1. Are the ways of looking at race associated with Critical Race Theory compatible with the views of our Lord and his Apostles? Or is “Critical Race Theory” a grid through which the texts of the New Testament are read by scholars such as Dr. Williams and Mr. Tisby?

2. Is what the Presbyterian Church in America and the Southern Baptist Convention mean by racial reconciliation what Dr. Williams and Mr. Tisby mean by racial reconciliation?

3. Re Drs. Duncan and Mohler: Do they (a) agree with,  (b) are they concerned about, (c) or are they dealing with the views of Dr. Williams and Mr. Tisby in their institutions?

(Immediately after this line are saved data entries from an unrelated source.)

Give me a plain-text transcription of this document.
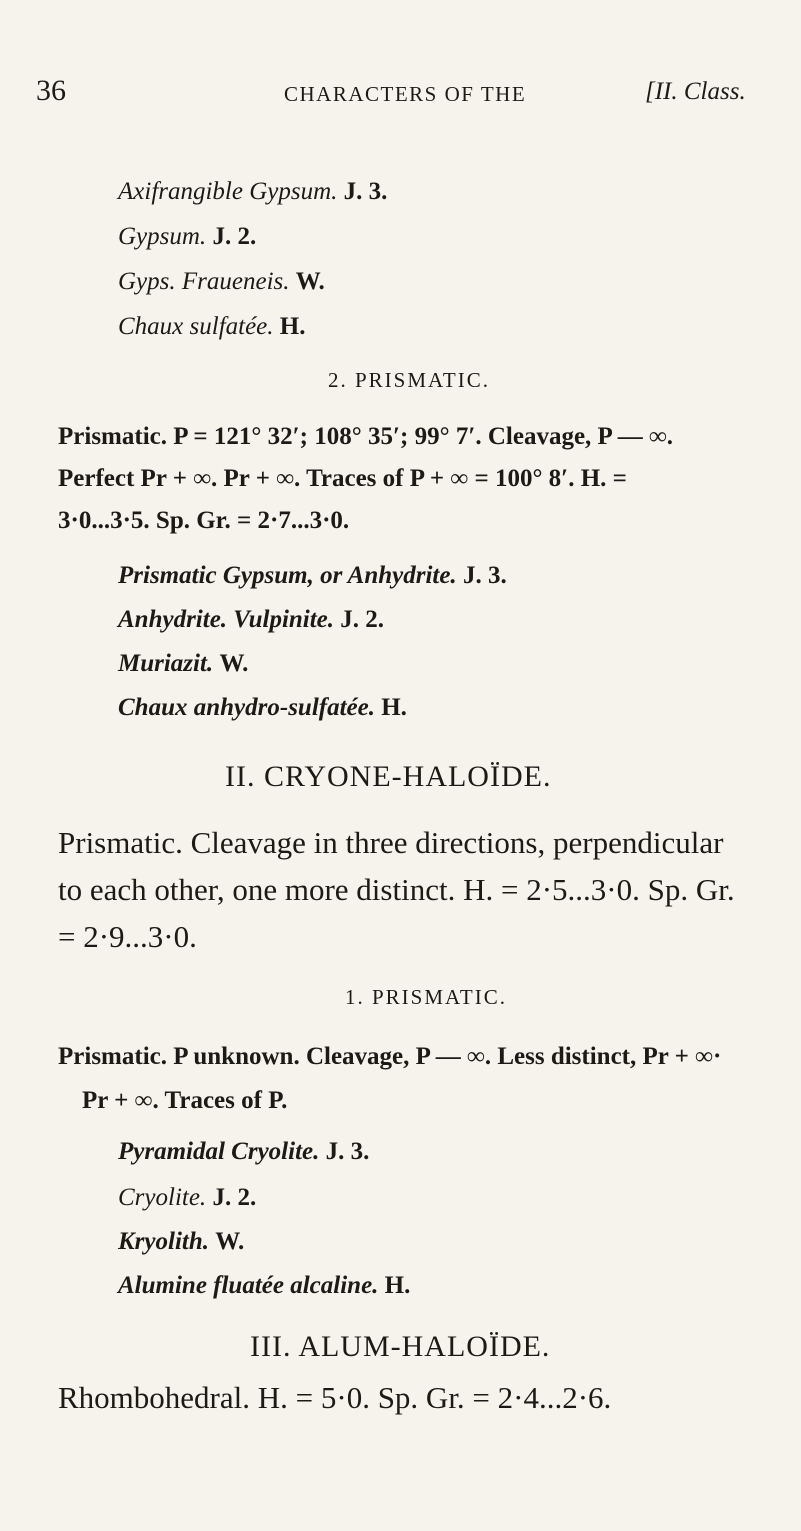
36	CHARACTERS OF THE	[II. Class.
Axifrangible Gypsum. J. 3.
Gypsum. J. 2.
Gyps. Fraueneis. W.
Chaux sulfatée. H.
2. PRISMATIC.
Prismatic. P = 121° 32′; 108° 35′; 99° 7′. Cleavage, P — ∞.
Perfect Pr + ∞. Pr + ∞. Traces of P + ∞ = 100° 8′. H. =
3·0...3·5. Sp. Gr. = 2·7...3·0.
Prismatic Gypsum, or Anhydrite. J. 3.
Anhydrite. Vulpinite. J. 2.
Muriazit. W.
Chaux anhydro-sulfatée. H.
II. CRYONE-HALOÏDE.
Prismatic. Cleavage in three directions, perpendicular
to each other, one more distinct. H. = 2·5...3·0. Sp. Gr.
= 2·9...3·0.
1. PRISMATIC.
Prismatic. P unknown. Cleavage, P — ∞. Less distinct, Pr + ∞·
Pr + ∞. Traces of P.
Pyramidal Cryolite. J. 3.
Cryolite. J. 2.
Kryolith. W.
Alumine fluatée alcaline. H.
III. ALUM-HALOÏDE.
Rhombohedral. H. = 5·0. Sp. Gr. = 2·4...2·6.
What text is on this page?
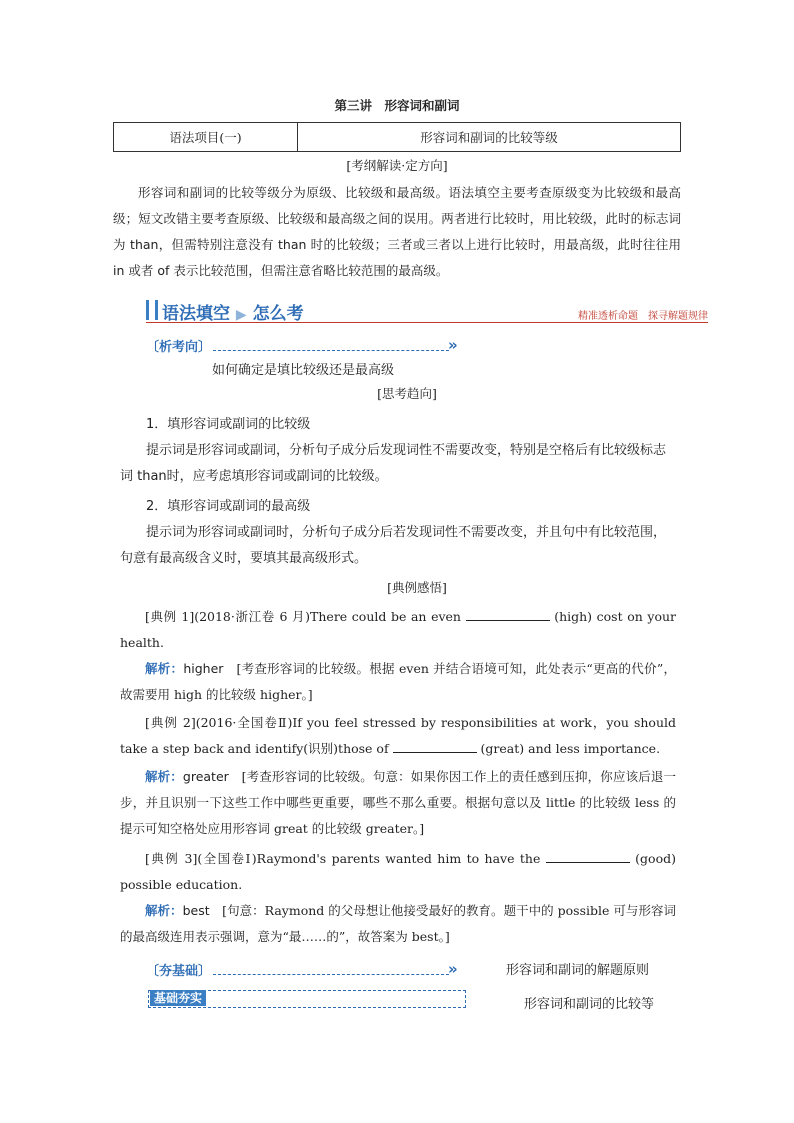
第三讲　形容词和副词
语法项目(一)	形容词和副词的比较等级
[考纲解读·定方向]
形容词和副词的比较等级分为原级、比较级和最高级。语法填空主要考查原级变为比较级和最高级；短文改错主要考查原级、比较级和最高级之间的误用。两者进行比较时，用比较级，此时的标志词为 than，但需特别注意没有 than 时的比较级；三者或三者以上进行比较时，用最高级，此时往往用 in 或者 of 表示比较范围，但需注意省略比较范围的最高级。
语法填空 ▶ 怎么考	精准透析命题　探寻解题规律
〔析考向〕	»
如何确定是填比较级还是最高级
[思考趋向]
1．填形容词或副词的比较级
提示词是形容词或副词，分析句子成分后发现词性不需要改变，特别是空格后有比较级标志词 than时，应考虑填形容词或副词的比较级。
2．填形容词或副词的最高级
提示词为形容词或副词时，分析句子成分后若发现词性不需要改变，并且句中有比较范围，句意有最高级含义时，要填其最高级形式。
[典例感悟]
[典例 1](2018·浙江卷 6 月)There could be an even	(high) cost on your health.
解析：higher　[考查形容词的比较级。根据 even 并结合语境可知，此处表示“更高的代价”，故需要用 high 的比较级 higher。]
[典例 2](2016·全国卷Ⅱ)If you feel stressed by responsibilities at work，you should take a step back and identify(识别)those of	(great) and less importance.
解析：greater　[考查形容词的比较级。句意：如果你因工作上的责任感到压抑，你应该后退一步，并且识别一下这些工作中哪些更重要，哪些不那么重要。根据句意以及 little 的比较级 less 的提示可知空格处应用形容词 great 的比较级 greater。]
[典例 3](全国卷Ⅰ)Raymond's parents wanted him to have the	(good) possible education.
解析：best　[句意：Raymond 的父母想让他接受最好的教育。题干中的 possible 可与形容词的最高级连用表示强调，意为“最……的”，故答案为 best。]
〔夯基础〕	»	形容词和副词的解题原则
基础夯实	形容词和副词的比较等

*Who is Derek Clfiton? “A native of Chicago, IL, Derrick operates as an independent journalist and communications consultant. Derrick is committed to engendering dialogues on the intersections of identity, culture and politics—from #BlackLivesMatter to #OscarsSoWhite. Oftentimes, Derrick engages online conversations to help people understand social realities. Derrick’s reporting and news analysis has appeared in various forms all over the media spectrum, including The New York Times, NBC News, MSNBC, HLN, The Washington Post, The Guardian, The Root, The Advocate, Quartz, Mic, Daily Dot, Windy City Times, and various National Public Radio affiliates. Derrick currently serves as a columnist for the Chicago Reader, the city’s alt-weekly of record, and received the 2016 National Association of Black Journalists Award for Newspaper Commentary. Clifton is alum of the Medill School of Journalism at Northwestern University, where they graduated with an MSJ. Clifton also received a B.Sc. from Northwestern University in Communication Studies, with concentrations in Political Science and Gender Studies.”

Bill Smith is a minister in the Reformed Episcopal Church. This article appeared on his blog and is used with permission.

[Editor’s note: One or more original URLs (links) referenced in this article are no longer valid; those links have been removed.]